Intestinal gas is produced by microbes that live in the gut. Most people are concerned about their own gas, but it's a livestock gas known as methane that has scientists concerned.

Stinky Cows

Cows, goats, and sheep require symbiotic microbes to help digest the plant biomass that they eat, and some of these microbes make the methane.

Globally, livestock are one of the largest sources of methane production, and the third largest source of this greenhouse gas in the United States. Trying to curb methane emissions has become a topic of interest. And that interest has led to Australian wallabies.

80% Less Methane Per Unit

Wallabies are marsupial mammals like kangaroos and eat diets high in vegetation. Like cows, they have multiple compartments in their digestive tracts, including one that metabolizes plant matter to break it down. To digest that food, the compartment needs microbes.
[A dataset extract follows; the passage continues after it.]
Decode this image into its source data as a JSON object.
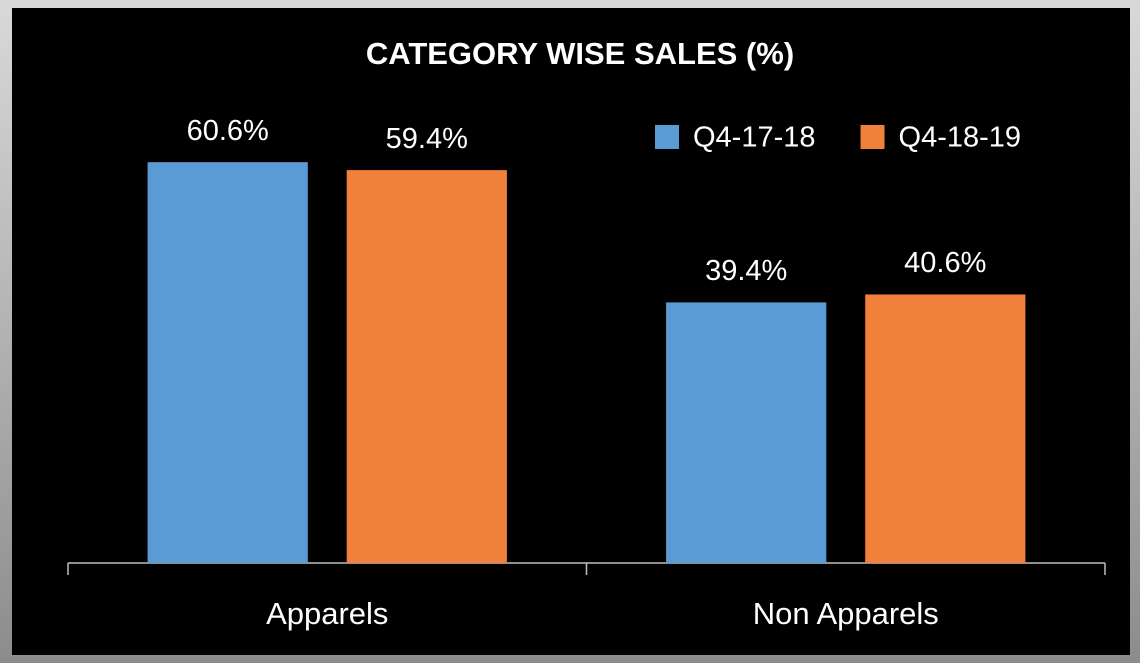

The surprising thing is, Darma wallabies release about eighty percent less methane per unit of digestible food than livestock. So what's going on? Intrigued by wallabies' unique digestion, scientists used genetic testing to find out what kinds of bacteria were living in wallabies' guts.


Out of about five hundred species identified, they found a bacterial species related to Succinivibrio that they call WG 1. Instead of making methane during fermentation, these bacteria make succinate, a chemical that gives wine and beer a salty and bitter flavor.

Now that they've identified the wallaby bacteria, scientists hope to find related species of bacteria in other livestock. If they can encourage the succinate bacteria to grow in larger numbers, they may be able to decrease the amount of methane the animals produce. Livestock will still have gas, but less of it.

Unfortunately, the bacteria probably won't help the occasional human emission.